Dallas center takes family approach to helping low birth weight babies
Submitted on April 19, 2007 - 5:20pm. Michaela Jackson - Spring 2007
Monica Ramos' voice quivers when she talks about her daughter's birth, five weeks premature, two years ago in Dallas. Little Mariela weighed just 2 pounds. Doctors were unable to explain her prematurity.
"It's very difficult to talk about it," said Ramos, 25. "It's very difficult to remember about how the baby was born and my feelings. It was very hard."
Through a friend who also had a premature baby, Ramos heard about a program that could help her daughter grow and provide support for her as a mother.
The Low Birth Weight Development Center in Dallas is a unique program that reaches out to mothers like Ramos when their babies are still in the neonatal intensive care unit at Parkland Memorial Hospital. It follows up with home visits, offering developmental services to both parents and children. While most major cities have low birth weight health clinics, the director of the Dallas center said he knew of none like his that included help for both babies and parents.

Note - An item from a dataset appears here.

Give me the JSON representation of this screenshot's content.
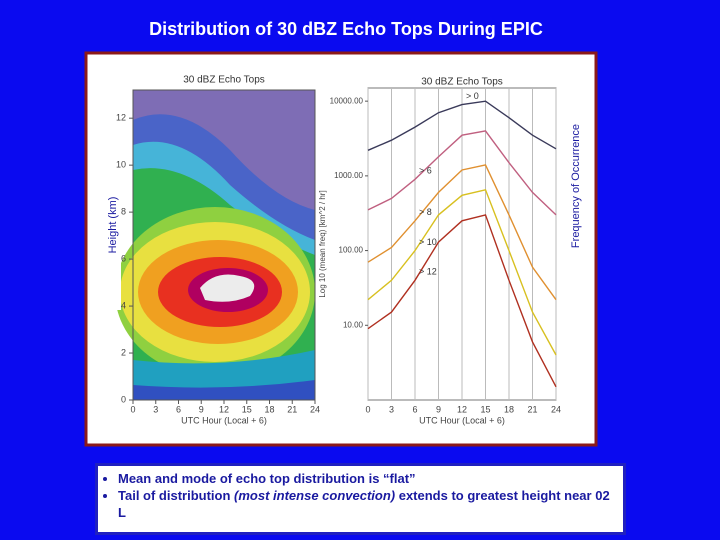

Infants and toddlers are cared for six hours a day in a nursery, working toward individual development goals.
"Because each preemie is different, we can't generalize," said Lucy Toye, director of the day care center.

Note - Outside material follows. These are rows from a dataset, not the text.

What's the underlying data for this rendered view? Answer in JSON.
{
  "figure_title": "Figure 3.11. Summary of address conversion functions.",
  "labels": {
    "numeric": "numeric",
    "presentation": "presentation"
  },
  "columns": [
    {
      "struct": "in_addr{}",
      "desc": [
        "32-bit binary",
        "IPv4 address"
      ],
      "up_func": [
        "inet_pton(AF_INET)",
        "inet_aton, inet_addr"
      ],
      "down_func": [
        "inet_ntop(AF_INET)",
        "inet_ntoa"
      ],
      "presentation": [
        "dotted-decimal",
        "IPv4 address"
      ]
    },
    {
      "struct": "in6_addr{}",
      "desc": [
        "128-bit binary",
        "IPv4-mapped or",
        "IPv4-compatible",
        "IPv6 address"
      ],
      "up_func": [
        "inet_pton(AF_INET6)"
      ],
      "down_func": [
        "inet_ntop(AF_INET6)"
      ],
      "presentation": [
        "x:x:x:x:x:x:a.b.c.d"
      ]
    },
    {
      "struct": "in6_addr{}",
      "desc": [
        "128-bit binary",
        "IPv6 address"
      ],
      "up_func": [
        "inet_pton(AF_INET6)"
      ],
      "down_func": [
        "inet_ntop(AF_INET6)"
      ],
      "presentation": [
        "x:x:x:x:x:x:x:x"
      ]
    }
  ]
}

The children also participate in normal childhood activities such as Easter egg hunts and morning snack time. This helps to keep them from feeling isolated, Toye said.
While their children are learning, mothers receive instruction in English, job skills, computer literacy and GED preparation. Evening support groups are also available for fathers, who discuss domestic violence and father-child relationships.
"We're very strong on literacy - family literacy, in particular," said Rick Davis, the center's director. "We read to the children every day, we encourage their parents to read to them every day.
"We realize in order for parents to provide for all of the needs of these vulnerable toddlers and infants, they're going to need to be able to find gainful employment and be able to provide," he said. "Whether it's job skills training or GED preparation, we want to help them optimize their outcomes."
Ramos said that, during her time in the three-year program, she's learned English, as well as basic health and life skills. She said she's also seen a change in her daughter.
"She learns a lot, she's more active, she's more friendly, also. It's very good for her and for me," Ramos said.
Ramos has also formed relationships with other mothers in the program, something program staff members said is not uncommon. The clinic provides transportation to and from mass transit stations, but many of the mothers have organized carpools, Davis said.
A central goal of the program is to prevent mothers from having a second low birth weight child.
"I think we have to educate these young teenagers on exactly what the risk factors are. ... We have to preach abstinence, I think, number one, but if that doesn't work, we've got to be able to educate them in terms of what the risk factors are and make certain that they understand that," Davis said.
Those risk factors, Davis said, include race, socioeconomic level, smoking, abuse of over-the-counter drugs, sexually transmitted diseases, a lack of prenatal vitamins and a failure to visit with the physician during pregnancy.
Davis said he is proud to be involved in the clinic's work and believes it has made a great difference since it was established in 1992. In 14 years, he said, there is no story more compelling than the others.
"We find that a lot of our mothers are depressed, that they have family or domestic violence issues, that they don't have the attachment to their babies that they should, and so we get an opportunity to impact those things," he said.
Toye, the program's day care director, found herself involved in the cause partly for personal reasons. Her 13-year-old son was 6 pounds 11 ounces and was born at 35 weeks. He didn't have the ability to suck - it would take him two hours to nurse 10 minutes worth of milk. He quickly lost weight, and remains small for his age.
Toye herself weighed just 4 pounds when she was born in 1963. The center would have made a vast difference in her son's young life and in her own life as a mother, she said.
"The support would have been wonderful because I felt very isolated," she said.
"He had respiratory issues, and I was doing breathing treatments around the clock every four hours, so I was also very much sleep deprived, between feeding and breathing. I did that for 36 to 48 months."
A critical part of the program's mission, Toye said, is preparing parents to handle the stress of a special needs child.
"We're also teaching the parents how to handle the crisis," she said.
"If it becomes a long-term situation like it is with my son, it's just the way life is and you go on, and you can become - like he is - a regular teenager, with orchestra and choir and doing everything else seventh graders are supposed to be doing," Toye said. "My goal is to see all these kids become regular seventh graders."